June saw a voluntary plan floated (and leaked), which saw strong opposition in BT, the defendant in the Newzbin2 case. This has now been sidelined. Instead, ISPs will still demand a court order but work on an expedited process. Fighting Newzbin2 cost Hollywood studios an estimated £1m and took 18 months – and that's the heart of the dispute. Copyright enforcement options today are expensive and impractical. Reports that ISPs will be asked to turn around court orders in an hour, however, are inaccurate, according to multiple insiders. But ISPs will respond to court orders that have been processed more quickly.
"ISPs have had to acknowledge that being a mere conduit is not an absolute defence," said one industry representative.
While conceding the main issue, ISPs privately point to several positives for service providers: they'll respond to court orders on a per-site basis, rather than lists of sites, and believe fewer pirate sites will be requested by rights-holders.
Industry association ISPA told us it was concerned about the costs of setting up the blocking solutions on smaller ISPs.
That leaves much of the detail to be decided. One is the nature of the "evidence test" a court will need to block access.
And at least two sources on different sides of the talks agree, glumly, that we may see more litigation before a voluntary self-regulation concord takes effect.

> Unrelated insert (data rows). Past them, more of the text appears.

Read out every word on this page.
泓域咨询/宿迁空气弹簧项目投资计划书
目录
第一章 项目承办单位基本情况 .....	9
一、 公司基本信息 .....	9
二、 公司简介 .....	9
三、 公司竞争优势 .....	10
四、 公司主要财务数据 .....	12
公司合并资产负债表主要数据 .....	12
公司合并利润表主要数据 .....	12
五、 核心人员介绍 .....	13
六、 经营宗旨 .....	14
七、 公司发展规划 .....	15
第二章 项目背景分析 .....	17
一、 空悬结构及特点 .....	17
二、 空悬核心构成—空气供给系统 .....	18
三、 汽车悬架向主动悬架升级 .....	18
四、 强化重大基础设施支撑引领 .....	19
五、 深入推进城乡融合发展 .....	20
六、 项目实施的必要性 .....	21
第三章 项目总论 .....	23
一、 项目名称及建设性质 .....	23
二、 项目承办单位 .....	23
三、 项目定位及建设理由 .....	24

Vaizey held a second meeting on the subject of site-blocking on Tuesday, an open meeting attended by anti-copyright groups including The Pirate Party and the Open Rights Group, and blogger activists.
Yet there's little mistaking the direction talks are taking. By opposing every single copyright enforcement measure ever proposed – and there have been some quite insane proposals – activists have only accelerated the marginalisation of what may be quite rational objections.
Bootnote
One objection raised was that small UK web businesses "would need weekend cover" under a less Pirate-friendly copyright enforcement regime.
So Shoreditch entrepreneurs don't work at weekends, then? As a small UK web business here at El Reg we can affirm nothing ever happens to websites between Friday night and Monday morning.. Phew. ®
COMMENTS
Mere conduit?
"ISPs have had to acknowledge that being a mere conduit is not an absolute defence,"
Ummm, yes it is.
What next? Vodafone, O2, Orange and 3 all up on conspiracy charges for allowing their networks to be used to arrange drug deals?
Great...
... so protecting the profits (and bonuses) of the multi-million pound international music and film industry by allowing them to demand that sites that they say are infringing their copyrights be closed *immediately* is *so* much more important than protecting small businesses from unjustified take-downs because someone posted something which, allegedly, infringes copyright on Friday evening and it won't be until Monday morning that they find out that their site has been down over the weekend as they didn't instantly jump to delete the offending post when the industry said they should.
Take it further?
For anyone here who's experienced a break in, Did the theif use the council's road?